Good tip to remember: Any reputable company most likely has so many people calling, asking for estimates in the wake of this weekend’s storms, that they don’t have time to send salesmen out to canvass neighborhoods.
Here in Chicago, we are prone to hailstorms, and storm chasers generally quickly follow any such event. They generally go door-to-door in storm damaged areas, and may advertise themselves as insurance recovery experts or specialists in insurance restoration. (The term “Storm Chaser” can also be used to describe a person who follows storms in order to research, photograph, or simply experience a weather phenomenon. This type of storm chaser is entirely different and is not of any concern to a homeowner!)
The first step of a storm chaser is to ask the homeowner to sign a contract allowing their company to negotiate with homeowner’s insurance company. By signing these documents, homeowners may be waiving their right to any decision making regarding their repairs or replacement. They also lose control over the insurance settlement, and the entire check of the payment may legally need to be signed over to the storm chaser- regardless of the quality or quantity of work completed.
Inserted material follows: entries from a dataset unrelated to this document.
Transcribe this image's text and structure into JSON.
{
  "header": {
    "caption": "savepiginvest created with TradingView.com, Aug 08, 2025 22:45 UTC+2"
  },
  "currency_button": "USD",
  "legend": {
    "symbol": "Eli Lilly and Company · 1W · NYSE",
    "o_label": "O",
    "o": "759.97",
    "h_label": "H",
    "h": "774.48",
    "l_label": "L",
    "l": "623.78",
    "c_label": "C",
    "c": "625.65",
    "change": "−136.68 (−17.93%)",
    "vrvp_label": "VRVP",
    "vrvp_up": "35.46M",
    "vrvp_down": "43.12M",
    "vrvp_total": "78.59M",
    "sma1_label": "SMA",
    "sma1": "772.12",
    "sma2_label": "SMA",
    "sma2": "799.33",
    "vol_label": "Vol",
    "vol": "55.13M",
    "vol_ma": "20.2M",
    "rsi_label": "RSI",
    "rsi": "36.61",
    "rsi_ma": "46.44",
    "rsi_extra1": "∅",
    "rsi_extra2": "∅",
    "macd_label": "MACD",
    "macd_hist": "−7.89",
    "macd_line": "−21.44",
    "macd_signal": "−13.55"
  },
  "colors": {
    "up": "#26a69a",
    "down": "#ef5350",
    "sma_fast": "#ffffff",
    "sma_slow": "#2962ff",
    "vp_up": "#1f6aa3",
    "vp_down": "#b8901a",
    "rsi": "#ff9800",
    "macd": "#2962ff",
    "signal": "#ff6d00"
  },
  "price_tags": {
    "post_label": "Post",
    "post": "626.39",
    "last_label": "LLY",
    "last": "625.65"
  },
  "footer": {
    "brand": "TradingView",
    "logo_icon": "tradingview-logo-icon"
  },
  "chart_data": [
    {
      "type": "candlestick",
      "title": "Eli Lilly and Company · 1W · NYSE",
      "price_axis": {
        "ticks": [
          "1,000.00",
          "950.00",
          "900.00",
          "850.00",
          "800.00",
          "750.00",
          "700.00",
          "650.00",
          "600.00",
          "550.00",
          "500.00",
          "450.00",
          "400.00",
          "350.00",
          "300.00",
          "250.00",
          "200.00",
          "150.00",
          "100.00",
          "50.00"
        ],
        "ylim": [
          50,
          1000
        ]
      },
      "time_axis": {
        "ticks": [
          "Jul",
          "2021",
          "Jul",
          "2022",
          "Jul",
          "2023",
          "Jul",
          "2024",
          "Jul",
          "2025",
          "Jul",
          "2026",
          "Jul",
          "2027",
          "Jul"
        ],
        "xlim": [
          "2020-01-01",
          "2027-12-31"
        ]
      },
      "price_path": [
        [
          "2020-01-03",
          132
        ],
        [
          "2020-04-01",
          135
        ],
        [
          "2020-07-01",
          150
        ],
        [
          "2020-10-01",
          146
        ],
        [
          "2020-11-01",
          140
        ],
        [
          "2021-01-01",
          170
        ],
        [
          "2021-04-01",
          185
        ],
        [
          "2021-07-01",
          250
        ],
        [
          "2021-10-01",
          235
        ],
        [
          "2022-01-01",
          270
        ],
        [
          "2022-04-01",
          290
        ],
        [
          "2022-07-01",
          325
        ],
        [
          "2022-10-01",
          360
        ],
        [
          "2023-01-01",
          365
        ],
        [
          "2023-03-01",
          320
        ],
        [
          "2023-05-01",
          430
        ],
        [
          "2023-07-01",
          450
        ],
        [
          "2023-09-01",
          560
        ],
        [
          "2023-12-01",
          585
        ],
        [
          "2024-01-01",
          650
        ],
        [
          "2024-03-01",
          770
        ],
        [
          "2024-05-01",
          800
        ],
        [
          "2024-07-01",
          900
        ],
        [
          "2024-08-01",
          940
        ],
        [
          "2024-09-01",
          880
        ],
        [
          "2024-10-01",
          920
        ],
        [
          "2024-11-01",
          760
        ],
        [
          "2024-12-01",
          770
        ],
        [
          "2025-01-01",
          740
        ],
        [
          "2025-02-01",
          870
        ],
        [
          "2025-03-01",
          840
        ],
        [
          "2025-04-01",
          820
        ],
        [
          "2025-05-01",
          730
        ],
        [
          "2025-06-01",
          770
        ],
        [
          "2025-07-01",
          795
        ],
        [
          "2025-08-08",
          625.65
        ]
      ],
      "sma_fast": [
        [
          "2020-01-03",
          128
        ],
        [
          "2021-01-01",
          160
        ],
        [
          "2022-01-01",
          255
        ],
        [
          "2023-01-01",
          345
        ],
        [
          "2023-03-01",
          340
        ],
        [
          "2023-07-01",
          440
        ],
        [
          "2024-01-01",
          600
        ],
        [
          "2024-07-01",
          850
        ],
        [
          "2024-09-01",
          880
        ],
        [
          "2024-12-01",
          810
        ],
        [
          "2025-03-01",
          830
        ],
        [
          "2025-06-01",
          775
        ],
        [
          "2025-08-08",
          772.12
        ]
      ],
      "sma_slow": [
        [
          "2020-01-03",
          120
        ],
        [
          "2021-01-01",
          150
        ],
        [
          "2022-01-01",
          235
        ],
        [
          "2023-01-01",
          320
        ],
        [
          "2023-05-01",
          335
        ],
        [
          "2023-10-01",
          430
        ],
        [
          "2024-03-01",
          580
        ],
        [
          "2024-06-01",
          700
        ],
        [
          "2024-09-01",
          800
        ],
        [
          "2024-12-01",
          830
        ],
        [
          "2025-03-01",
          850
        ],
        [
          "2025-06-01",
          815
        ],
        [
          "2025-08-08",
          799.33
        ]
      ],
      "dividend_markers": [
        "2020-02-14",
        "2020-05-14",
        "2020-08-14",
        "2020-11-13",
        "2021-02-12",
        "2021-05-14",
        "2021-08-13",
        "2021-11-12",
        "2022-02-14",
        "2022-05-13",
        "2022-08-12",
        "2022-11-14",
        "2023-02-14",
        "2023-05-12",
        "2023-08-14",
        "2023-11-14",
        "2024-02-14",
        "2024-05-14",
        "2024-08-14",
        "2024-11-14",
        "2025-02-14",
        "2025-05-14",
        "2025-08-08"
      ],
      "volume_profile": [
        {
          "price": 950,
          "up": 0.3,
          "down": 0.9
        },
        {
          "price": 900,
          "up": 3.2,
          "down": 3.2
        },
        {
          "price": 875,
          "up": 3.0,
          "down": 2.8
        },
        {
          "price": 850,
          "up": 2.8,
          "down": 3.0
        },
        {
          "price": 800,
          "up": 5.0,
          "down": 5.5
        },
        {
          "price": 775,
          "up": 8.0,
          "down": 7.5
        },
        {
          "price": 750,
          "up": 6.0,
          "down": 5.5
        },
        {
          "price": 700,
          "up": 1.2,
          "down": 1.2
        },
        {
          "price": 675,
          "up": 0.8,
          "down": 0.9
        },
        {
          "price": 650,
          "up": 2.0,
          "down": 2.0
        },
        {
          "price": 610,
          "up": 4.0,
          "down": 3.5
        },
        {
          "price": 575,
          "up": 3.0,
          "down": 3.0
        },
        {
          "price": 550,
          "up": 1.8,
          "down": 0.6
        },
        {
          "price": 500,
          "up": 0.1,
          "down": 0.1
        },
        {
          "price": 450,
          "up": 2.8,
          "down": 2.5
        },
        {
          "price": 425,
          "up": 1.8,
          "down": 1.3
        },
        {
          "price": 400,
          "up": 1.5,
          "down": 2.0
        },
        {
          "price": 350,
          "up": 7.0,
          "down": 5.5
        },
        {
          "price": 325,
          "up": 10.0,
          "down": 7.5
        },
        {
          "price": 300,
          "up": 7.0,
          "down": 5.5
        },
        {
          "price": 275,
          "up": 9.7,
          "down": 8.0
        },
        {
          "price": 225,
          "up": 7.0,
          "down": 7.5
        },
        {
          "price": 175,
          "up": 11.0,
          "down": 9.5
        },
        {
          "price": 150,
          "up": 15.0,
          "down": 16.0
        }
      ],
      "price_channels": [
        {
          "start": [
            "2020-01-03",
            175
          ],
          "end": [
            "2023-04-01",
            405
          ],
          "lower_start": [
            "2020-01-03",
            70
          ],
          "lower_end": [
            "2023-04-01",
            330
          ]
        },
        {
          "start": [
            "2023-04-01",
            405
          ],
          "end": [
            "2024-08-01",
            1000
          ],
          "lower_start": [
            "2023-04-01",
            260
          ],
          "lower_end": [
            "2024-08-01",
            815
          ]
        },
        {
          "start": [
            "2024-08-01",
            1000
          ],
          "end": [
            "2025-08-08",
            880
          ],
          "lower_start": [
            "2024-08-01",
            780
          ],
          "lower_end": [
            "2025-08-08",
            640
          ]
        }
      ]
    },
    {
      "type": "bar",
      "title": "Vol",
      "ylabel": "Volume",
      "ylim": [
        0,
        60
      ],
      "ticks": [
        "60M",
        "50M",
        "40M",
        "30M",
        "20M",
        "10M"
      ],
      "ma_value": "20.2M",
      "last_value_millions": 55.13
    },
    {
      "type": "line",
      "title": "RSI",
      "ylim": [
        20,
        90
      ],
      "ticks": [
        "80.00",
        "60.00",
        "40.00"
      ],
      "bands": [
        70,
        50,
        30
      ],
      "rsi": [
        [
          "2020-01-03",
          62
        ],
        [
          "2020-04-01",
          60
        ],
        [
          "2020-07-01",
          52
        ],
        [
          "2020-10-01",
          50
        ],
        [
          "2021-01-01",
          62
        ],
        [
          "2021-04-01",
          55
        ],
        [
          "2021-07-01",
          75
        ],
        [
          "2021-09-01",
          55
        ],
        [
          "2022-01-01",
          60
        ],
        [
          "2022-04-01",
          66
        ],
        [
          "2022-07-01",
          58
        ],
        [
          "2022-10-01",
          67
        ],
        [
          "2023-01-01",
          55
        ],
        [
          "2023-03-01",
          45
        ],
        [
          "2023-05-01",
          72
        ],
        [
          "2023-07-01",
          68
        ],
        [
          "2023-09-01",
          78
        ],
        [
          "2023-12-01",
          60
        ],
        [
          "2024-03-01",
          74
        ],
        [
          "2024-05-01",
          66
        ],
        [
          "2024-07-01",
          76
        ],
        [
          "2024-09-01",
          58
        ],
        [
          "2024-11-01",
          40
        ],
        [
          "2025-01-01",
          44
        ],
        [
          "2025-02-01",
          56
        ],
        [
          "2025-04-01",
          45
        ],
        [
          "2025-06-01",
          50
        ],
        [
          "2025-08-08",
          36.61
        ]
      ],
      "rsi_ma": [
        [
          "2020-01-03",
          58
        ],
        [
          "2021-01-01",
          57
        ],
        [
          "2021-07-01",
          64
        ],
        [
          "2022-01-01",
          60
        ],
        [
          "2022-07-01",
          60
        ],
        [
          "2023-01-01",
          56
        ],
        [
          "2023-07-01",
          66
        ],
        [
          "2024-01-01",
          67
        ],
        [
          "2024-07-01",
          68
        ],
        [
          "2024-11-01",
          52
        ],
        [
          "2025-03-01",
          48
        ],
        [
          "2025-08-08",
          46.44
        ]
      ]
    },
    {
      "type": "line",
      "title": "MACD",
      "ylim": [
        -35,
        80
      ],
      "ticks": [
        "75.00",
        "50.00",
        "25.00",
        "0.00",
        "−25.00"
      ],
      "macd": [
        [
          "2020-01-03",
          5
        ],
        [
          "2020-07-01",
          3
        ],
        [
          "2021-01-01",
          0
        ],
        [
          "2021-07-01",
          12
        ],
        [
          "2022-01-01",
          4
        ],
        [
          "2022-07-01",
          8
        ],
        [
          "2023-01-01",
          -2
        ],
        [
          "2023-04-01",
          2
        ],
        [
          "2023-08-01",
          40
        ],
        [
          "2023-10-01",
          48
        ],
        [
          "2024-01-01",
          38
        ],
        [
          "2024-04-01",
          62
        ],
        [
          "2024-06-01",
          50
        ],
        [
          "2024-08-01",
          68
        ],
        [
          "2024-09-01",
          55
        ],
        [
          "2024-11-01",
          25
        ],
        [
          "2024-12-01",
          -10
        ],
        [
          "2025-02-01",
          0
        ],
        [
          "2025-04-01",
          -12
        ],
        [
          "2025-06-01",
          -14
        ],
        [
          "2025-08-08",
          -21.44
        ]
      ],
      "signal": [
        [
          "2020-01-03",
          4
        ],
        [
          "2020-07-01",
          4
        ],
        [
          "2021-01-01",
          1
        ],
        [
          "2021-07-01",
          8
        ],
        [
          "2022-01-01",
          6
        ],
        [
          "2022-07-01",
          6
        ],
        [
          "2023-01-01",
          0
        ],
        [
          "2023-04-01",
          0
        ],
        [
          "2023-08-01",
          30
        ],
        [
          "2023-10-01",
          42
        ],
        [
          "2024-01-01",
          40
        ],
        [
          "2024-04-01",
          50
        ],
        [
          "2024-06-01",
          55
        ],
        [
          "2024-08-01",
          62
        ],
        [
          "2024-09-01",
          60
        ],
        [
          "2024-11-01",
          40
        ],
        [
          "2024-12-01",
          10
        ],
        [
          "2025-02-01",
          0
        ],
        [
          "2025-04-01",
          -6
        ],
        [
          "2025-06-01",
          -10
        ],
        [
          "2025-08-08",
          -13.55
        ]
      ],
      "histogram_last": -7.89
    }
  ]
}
The homeowner may lose some control over materials used, leaving the storm chaser free to cut corners in order to increase their profit.
Most importantly, warranty repairs can be very difficult to obtain as most storm chasers leave the area as soon as the storm “plays out.” These companies are generally gone long before warranty issues arise. The company is certainly not going to return from Florida or Ohio to repair a problem with their work. To make matters even more difficult, some storm chasers lease local company names so the appear to be local. Once they complete their work in the area, they leave. The local company is then responsible for the warranty work. Of course, the volume of warranty work is often so great the local company ends up out of business, leaving the homeowner with problems.
Storm chasers are also very damaging to the local economy. They deprive local contractors of business and decrease the number of resources you have when your roof suddenly springs a leak. By employing a local contractor to complete your repairs, you are helping to employee local Chicagoland workers.
Illinois Attorney General Lisa Madigan is urging residents with damaged homes and businesses to be wary of scam artists looking to profit from the weather over the weekend. Madigan suggests avoiding quick decisions, dealing only with licensed contractors and insisting on a written contract. She advises consumers to never make a full payment until work is done to their satisfaction. Consumers have the right to cancel a contract within three business days if they signed it based on the contractor’s visit to their home.